Assessee falls under the definition of “eligible assessee” as provided in Explanation (a) to section 44AD. His turnover is not exceeding one crore rupees (taking into consideration positive & negative figures). Assessee maintains regular books of account. Assessee has incurred speculation loss of
Rs. 5,00,000/- on share trading, which he wants to carry forward and assessee has incurred business loss of
Rs. 3,00,000/- in an eligible transaction in respect of trading in derivatives as provided in section 43(5)(d) & (e), which he wants to set-off against income from other sources. In this connection assessee has the following question,

(i) Will speculation business & business carried out in eligible transaction in respect of trading in derivatives as provided in section 43(5)(d) & (e) be treated as “eligible business” as provided in Explanation (b) to section 44AD.

(ii) If yes, will it be necessary to carry out Audit u/s. 44AD to carry forward speculation loss & set-off business loss in the case of above facts?


As per Explanation 2 of section 28 of the Act, the speculative business is distinct from any other business. So speculation business is a separate business from eligible transaction as defined in Explanation 2 to section 43(5).

Further, from the fact, it is clear that an assessee is “eligible assessee” and therefore if he is carrying on “eligible business” as defined in Explanation (b) to the section 44AD and his turnover is less than rupees one crore then he can claim benefit of section 44AD.
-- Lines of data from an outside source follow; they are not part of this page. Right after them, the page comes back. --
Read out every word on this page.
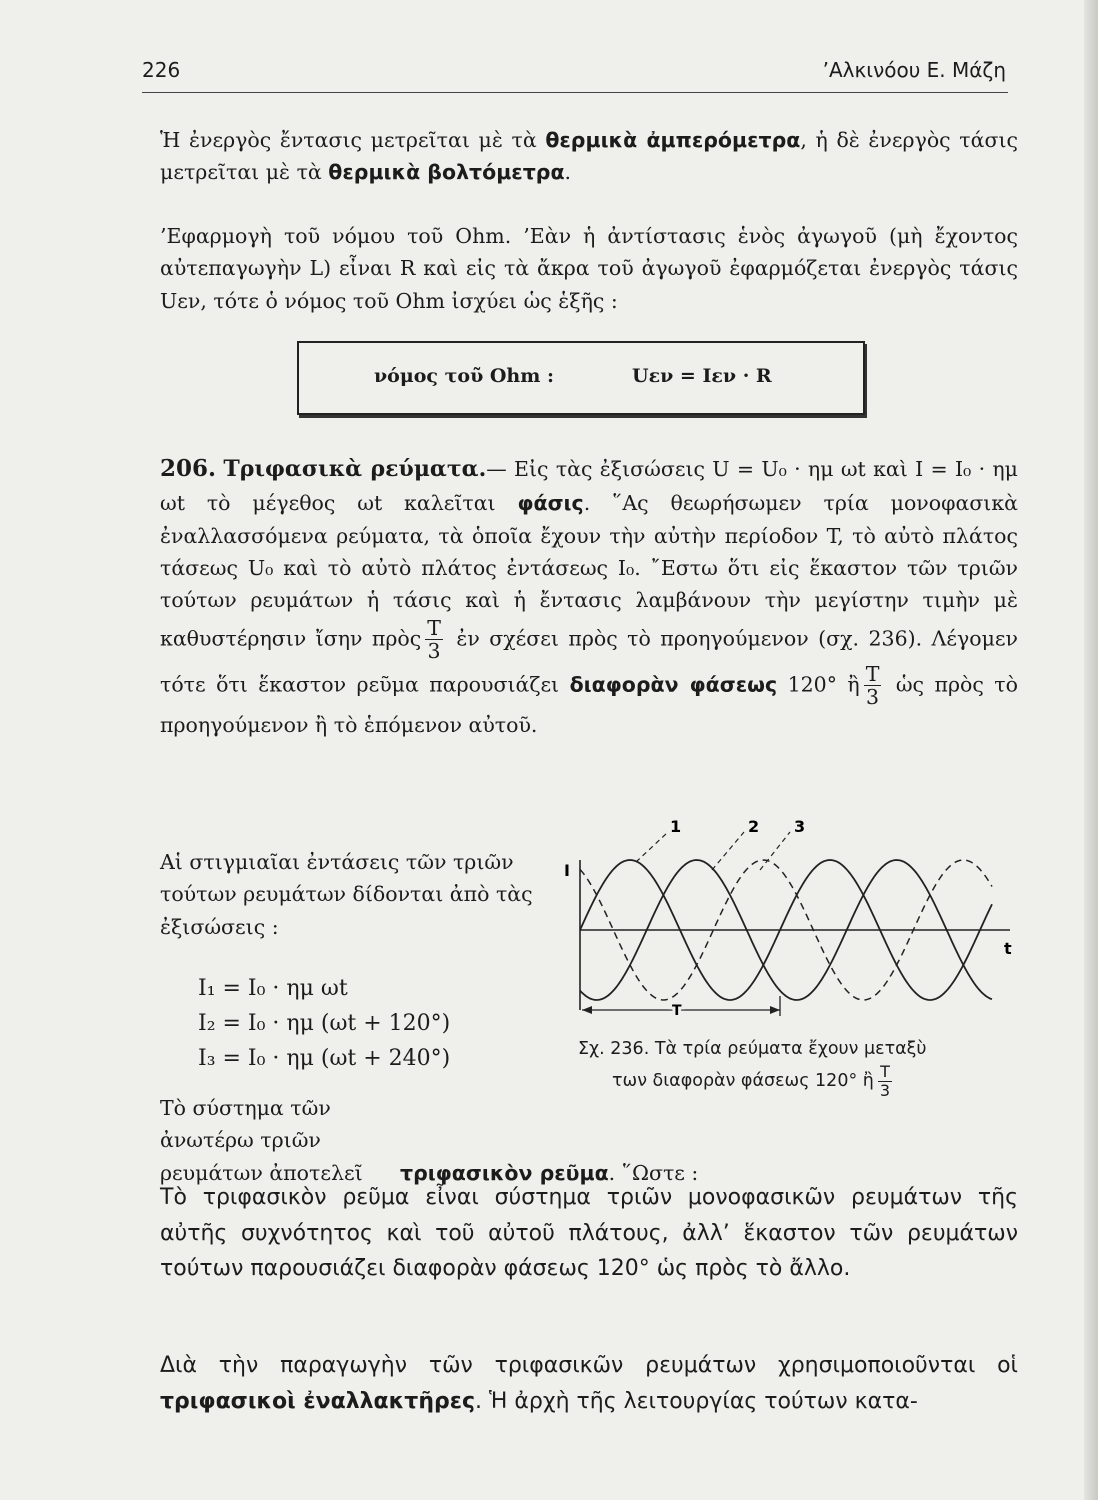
226	’Αλκινόου Ε. Μάζη

Ἡ ἐνεργὸς ἔντασις μετρεῖται μὲ τὰ θερμικὰ ἀμπερόμετρα, ἡ δὲ ἐνεργὸς τάσις μετρεῖται μὲ τὰ θερμικὰ βολτόμετρα.

’Εφαρμογὴ τοῦ νόμου τοῦ Ohm. ’Εὰν ἡ ἀντίστασις ἑνὸς ἀγωγοῦ (μὴ ἔχοντος αὐτεπαγωγὴν L) εἶναι R καὶ εἰς τὰ ἄκρα τοῦ ἀγωγοῦ ἐφαρμόζεται ἐνεργὸς τάσις Uεν, τότε ὁ νόμος τοῦ Ohm ἰσχύει ὡς ἑξῆς :

νόμος τοῦ Ohm :	Uεν = Iεν · R

206. Τριφασικὰ ρεύματα.— Εἰς τὰς ἐξισώσεις U = U₀ · ημ ωt καὶ I = I₀ · ημ ωt τὸ μέγεθος ωt καλεῖται φάσις. ῞Ας θεωρήσωμεν τρία μονοφασικὰ ἐναλλασσόμενα ρεύματα, τὰ ὁποῖα ἔχουν τὴν αὐτὴν περίοδον T, τὸ αὐτὸ πλάτος τάσεως U₀ καὶ τὸ αὐτὸ πλάτος ἐντάσεως I₀. ῎Εστω ὅτι εἰς ἕκαστον τῶν τριῶν τούτων ρευμάτων ἡ τάσις καὶ ἡ ἔντασις λαμβάνουν τὴν μεγίστην τιμὴν μὲ καθυστέρησιν ἴσην πρὸς $\frac{T}{3}$ ἐν σχέσει πρὸς τὸ προηγούμενον (σχ. 236). Λέγομεν τότε ὅτι ἕκαστον ρεῦμα παρουσιάζει διαφορὰν φάσεως 120° ἢ $\frac{T}{3}$ ὡς πρὸς τὸ προηγούμενον ἢ τὸ ἑπόμενον αὐτοῦ.

Αἱ στιγμιαῖαι ἐντάσεις τῶν τριῶν τούτων ρευμάτων δίδονται ἀπὸ τὰς ἐξισώσεις :

I₁ = I₀ · ημ ωt
I₂ = I₀ · ημ (ωt + 120°)
I₃ = I₀ · ημ (ωt + 240°)
1	2 3
I
t
T
Σχ. 236. Τὰ τρία ρεύματα ἔχουν μεταξὺ
των διαφορὰν φάσεως 120° ἢ $\frac{T}{3}$

Τὸ σύστημα τῶν ἀνωτέρω τριῶν ρευμάτων ἀποτελεῖτριφασικὸν ρεῦμα. ῞Ωστε :

Τὸ τριφασικὸν ρεῦμα εἶναι σύστημα τριῶν μονοφασικῶν ρευμάτων τῆς αὐτῆς συχνότητος καὶ τοῦ αὐτοῦ πλάτους, ἀλλ’ ἕκαστον τῶν ρευμάτων τούτων παρουσιάζει διαφορὰν φάσεως 120° ὡς πρὸς τὸ ἄλλο.

Διὰ τὴν παραγωγὴν τῶν τριφασικῶν ρευμάτων χρησιμοποιοῦνται οἱ τριφασικοὶ ἐναλλακτῆρες. Ἡ ἀρχὴ τῆς λειτουργίας τούτων κατα-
If he does not show the profit of 8% of the gross turnover or receipt then he is required to keep books of account and get them audited if he has income chargeable to tax.

In this case, a loss from speculation business, can be carried forward for four years and can set-off only against profits of speculation business.

In case of loss, though assessee may maintain the books of account, he need not get them audited, as income is not chargeable to tax. However, if he wants to claim carry forward of loss, he has to file the return of income before the due date as mentioned in section 139(1) r. w. s. 80 of the Act.

Query No. 4 (Interest on deposit of EPF Trust)

The Bank is paying 8% interest on the deposit of EPF Trust and they are deducting tax from this amount. Kindly inform whether any exemption is allowed?


Interest earned by Employees Provident Fund is not liable to tax under section 10(25) of the Act, if it is recognized provident fund. Therefore, whatever TDS made by the bank, EPF trust has to claim refund.

Query No. 5

Whether company secretaries are entitled to appear before ITAT? If yes under which provision / rule /case laws?


Sub-section (2) of section 288 of the Income tax Act defines “authorised representative” which includes “any person who has passed accountancy examination recognised in this behalf by the Board”.

Rule 50 of the Income-tax Rules, 1962 recognises the accounting examination, which inter alia, includes final examination of the Institute of Company Secretaries of India, New Delhi” for the purpose of section 288(2)(v) of the Act. Therefore, company secretaries are entitled to appear before ITAT.